Ricordi a caso, scintille del barbecue, vaghe stelle dell'Orsa che mi baluginano qua e là, tra un senso di colpa perché non sto combinando un c4$$o e un'attesa dell'inatteso, una gomitata del destino che rivolti il senso di una giornata come tante altre. Di più non potete pretendere. Allora cominciamo:
- Billie che mi accosta e mi dice “Scusa per il placcaggio alto, ma comunque sono riuscito a mascherarlo bene, scivolando sulla spalla”. Deve essere stato quando ho pensato “mordaci quest'anno le zanzare al Barca”.
- La Malvasia fatta in casa da VecchioUbo e famiglia. Giusto per ricordarsi che il vino è la più antica e gloriosa bevanda del mondo (l'acqua non conta, se non come ingrediente base per misture più interessanti), e che la birra sta al vino come la luna al sole. E si brindò alla poesia cruenta e regale delle guerre e delle battaglie.
- Una touche rubata (una delle tante, peraltro: eh eh eh), con le manone di Kino sulle mie chiappette pallide da chierichetto gesuita.
- Chi è quello s*****o che ha cancellato la linea dei 22? Mi avete fatto confondere e ho dovuto correre fino alla linea di meta, rischiando il collasso cardio-circolatorio, il ginocchio della lavandaia e il prolasso dell'utero. Dopo la volata ho scatarrato le ultime 140 sigarette. Fischio provvidenziale di Cicca, fine primo tempo e salto al concessionario Skoda all'angolo a farmi dare una stretta ai bulloni delle coronarie.
- Una irresistibile penetrazione di McPippus che ha propiziato la terza meta.......avversaria.
- Un placcaggio provvidenziale di non so chi su Jimmi lanciato, che ha salvato una improbabilissima meta che avrebbe segnato la fine della magica leggenda del rugby.
- Orso (quello senza 1967) che zompa come un imbecille tarantolato sulle note di improbabili monodie hard-rock suonando una chitarra fatta d'aria e di scorreggie di Petolo a imitazione di Angus Young. E questo sarebbe un Colonnello dell'Aeronautica (“li mortaacci” commentò Er Fregna, non lasciandosi sfuggire l'occasione per citare abilmente un noto passaggio di Sartre da “La nausea” - il libro preferito di Billie, di cui due anni fa, nella prima storica edizione del Barca, scrisse il seguito, come è noto a tutti).

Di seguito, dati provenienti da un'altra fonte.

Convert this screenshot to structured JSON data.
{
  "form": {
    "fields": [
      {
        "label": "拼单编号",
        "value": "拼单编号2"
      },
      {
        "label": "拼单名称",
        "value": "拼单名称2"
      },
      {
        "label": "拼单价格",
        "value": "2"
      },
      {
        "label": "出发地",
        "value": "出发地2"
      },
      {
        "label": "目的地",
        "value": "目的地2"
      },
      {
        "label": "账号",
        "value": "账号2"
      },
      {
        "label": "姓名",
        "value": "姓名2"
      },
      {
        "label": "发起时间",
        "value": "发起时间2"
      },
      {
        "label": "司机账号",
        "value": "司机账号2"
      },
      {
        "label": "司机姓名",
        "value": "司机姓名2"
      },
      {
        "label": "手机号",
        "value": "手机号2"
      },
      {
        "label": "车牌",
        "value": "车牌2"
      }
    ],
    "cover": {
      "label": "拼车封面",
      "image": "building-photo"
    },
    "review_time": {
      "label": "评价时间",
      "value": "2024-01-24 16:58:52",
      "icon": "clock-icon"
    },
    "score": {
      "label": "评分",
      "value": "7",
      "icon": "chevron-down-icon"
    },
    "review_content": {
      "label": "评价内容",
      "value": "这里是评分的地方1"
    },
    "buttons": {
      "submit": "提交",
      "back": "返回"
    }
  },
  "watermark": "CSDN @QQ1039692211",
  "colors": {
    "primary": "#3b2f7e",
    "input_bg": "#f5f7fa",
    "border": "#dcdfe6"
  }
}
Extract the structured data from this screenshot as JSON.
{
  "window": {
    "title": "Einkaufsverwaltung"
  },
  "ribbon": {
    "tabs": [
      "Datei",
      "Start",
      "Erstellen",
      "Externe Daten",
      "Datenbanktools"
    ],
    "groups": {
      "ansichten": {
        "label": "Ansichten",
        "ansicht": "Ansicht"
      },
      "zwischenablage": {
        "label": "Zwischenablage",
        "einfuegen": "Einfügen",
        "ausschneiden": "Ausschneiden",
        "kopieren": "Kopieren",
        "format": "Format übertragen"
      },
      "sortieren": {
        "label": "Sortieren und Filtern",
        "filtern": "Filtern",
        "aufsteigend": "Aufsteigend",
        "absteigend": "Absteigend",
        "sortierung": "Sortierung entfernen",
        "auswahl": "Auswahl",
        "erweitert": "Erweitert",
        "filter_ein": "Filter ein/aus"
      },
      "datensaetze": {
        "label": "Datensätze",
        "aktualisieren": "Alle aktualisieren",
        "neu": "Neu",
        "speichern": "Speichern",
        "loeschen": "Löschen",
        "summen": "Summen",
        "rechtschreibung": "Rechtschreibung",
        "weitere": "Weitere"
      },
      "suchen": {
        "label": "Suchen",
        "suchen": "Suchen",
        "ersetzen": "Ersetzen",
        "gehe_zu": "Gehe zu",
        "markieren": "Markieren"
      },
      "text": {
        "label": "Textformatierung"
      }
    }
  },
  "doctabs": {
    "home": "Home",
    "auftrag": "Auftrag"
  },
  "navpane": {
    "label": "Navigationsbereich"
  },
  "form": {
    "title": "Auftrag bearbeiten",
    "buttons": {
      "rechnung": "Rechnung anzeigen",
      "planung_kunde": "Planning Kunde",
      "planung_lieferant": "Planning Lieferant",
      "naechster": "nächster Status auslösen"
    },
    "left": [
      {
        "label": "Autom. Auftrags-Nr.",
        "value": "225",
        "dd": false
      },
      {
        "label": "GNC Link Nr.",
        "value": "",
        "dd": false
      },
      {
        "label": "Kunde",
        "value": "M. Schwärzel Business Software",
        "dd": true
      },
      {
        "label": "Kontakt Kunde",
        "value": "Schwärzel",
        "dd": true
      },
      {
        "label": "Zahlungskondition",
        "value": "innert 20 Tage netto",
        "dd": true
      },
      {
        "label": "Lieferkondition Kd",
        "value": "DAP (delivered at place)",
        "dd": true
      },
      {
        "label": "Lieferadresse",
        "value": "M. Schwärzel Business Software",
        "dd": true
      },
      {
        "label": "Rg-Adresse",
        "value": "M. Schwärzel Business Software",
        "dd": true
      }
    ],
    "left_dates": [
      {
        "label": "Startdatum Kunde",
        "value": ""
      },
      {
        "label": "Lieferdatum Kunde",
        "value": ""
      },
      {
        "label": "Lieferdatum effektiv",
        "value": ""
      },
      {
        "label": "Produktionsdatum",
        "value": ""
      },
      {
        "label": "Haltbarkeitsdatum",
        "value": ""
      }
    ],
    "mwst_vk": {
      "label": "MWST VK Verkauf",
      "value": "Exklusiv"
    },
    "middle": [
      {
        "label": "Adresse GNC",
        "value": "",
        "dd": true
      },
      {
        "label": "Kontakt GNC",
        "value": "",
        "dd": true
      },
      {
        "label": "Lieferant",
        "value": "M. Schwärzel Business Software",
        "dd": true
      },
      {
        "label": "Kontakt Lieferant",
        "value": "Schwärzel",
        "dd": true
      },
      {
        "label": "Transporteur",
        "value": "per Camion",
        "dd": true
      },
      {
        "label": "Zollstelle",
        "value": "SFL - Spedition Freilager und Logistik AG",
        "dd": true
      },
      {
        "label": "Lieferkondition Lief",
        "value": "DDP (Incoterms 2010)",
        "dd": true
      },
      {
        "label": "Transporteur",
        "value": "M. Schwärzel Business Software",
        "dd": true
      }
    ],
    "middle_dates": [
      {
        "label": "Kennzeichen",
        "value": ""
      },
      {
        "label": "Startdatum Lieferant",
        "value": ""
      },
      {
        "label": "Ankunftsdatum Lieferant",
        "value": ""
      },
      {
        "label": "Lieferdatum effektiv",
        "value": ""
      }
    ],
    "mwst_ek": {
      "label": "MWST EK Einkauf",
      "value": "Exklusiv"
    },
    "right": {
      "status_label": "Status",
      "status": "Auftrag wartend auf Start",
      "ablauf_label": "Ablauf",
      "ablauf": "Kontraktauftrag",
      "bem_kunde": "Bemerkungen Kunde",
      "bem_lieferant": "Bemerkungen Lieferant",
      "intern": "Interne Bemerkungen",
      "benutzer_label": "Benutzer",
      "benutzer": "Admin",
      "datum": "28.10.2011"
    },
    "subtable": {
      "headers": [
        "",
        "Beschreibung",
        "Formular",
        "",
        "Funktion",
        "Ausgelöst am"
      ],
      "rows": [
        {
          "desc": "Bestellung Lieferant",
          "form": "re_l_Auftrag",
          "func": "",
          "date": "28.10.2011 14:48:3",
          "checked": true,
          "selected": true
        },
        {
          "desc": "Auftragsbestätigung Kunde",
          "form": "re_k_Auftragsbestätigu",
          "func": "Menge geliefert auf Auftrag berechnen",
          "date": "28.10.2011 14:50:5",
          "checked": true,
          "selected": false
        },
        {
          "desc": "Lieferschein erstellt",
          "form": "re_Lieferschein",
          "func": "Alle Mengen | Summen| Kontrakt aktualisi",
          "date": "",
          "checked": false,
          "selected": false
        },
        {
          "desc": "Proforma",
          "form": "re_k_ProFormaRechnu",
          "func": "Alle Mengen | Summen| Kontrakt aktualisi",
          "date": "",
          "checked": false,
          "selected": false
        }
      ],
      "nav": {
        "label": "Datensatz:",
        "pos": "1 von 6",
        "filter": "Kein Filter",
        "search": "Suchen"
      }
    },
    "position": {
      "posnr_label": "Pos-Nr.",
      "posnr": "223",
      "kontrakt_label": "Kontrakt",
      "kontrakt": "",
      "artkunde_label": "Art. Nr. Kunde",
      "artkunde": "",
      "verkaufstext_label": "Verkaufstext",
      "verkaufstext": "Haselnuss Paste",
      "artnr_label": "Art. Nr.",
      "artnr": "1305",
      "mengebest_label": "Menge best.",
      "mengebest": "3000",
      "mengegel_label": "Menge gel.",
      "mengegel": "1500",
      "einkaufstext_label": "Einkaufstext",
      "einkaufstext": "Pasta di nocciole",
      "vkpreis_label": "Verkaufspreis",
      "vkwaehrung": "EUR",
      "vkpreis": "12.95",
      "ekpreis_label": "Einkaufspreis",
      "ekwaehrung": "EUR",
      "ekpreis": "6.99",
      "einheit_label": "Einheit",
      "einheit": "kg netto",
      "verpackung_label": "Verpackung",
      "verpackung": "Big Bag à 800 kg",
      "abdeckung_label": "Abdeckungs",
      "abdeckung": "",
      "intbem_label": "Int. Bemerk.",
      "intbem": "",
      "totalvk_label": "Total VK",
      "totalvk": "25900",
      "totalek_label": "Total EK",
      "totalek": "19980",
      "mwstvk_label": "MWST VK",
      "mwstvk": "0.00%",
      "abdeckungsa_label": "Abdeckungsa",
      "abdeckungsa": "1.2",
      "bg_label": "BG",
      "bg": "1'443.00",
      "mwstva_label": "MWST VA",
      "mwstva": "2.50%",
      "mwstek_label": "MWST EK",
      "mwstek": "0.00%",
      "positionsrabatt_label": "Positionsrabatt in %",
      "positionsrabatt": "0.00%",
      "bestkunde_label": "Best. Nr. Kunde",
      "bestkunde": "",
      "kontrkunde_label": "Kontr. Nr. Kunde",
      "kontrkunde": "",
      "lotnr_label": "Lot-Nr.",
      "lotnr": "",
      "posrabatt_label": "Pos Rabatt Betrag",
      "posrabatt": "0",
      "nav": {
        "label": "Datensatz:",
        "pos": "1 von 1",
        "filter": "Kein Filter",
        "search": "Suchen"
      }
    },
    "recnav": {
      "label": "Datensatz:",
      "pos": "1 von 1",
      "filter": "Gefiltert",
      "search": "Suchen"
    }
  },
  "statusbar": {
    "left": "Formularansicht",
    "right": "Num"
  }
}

- L'apparizione di Cane di Pavlov, fulgida e sagace mente del web, l'unica persona del sito che è veramente come tutti ci siamo immaginati.
Ora basta, però. Lasciamo morire in pace Mercuzio. La verità, cari compagni di merende, è che abbiamo ipotecato un paio di deliri anzitempo, e abbiamo creduto che davvero potesse essere così come pensavamo.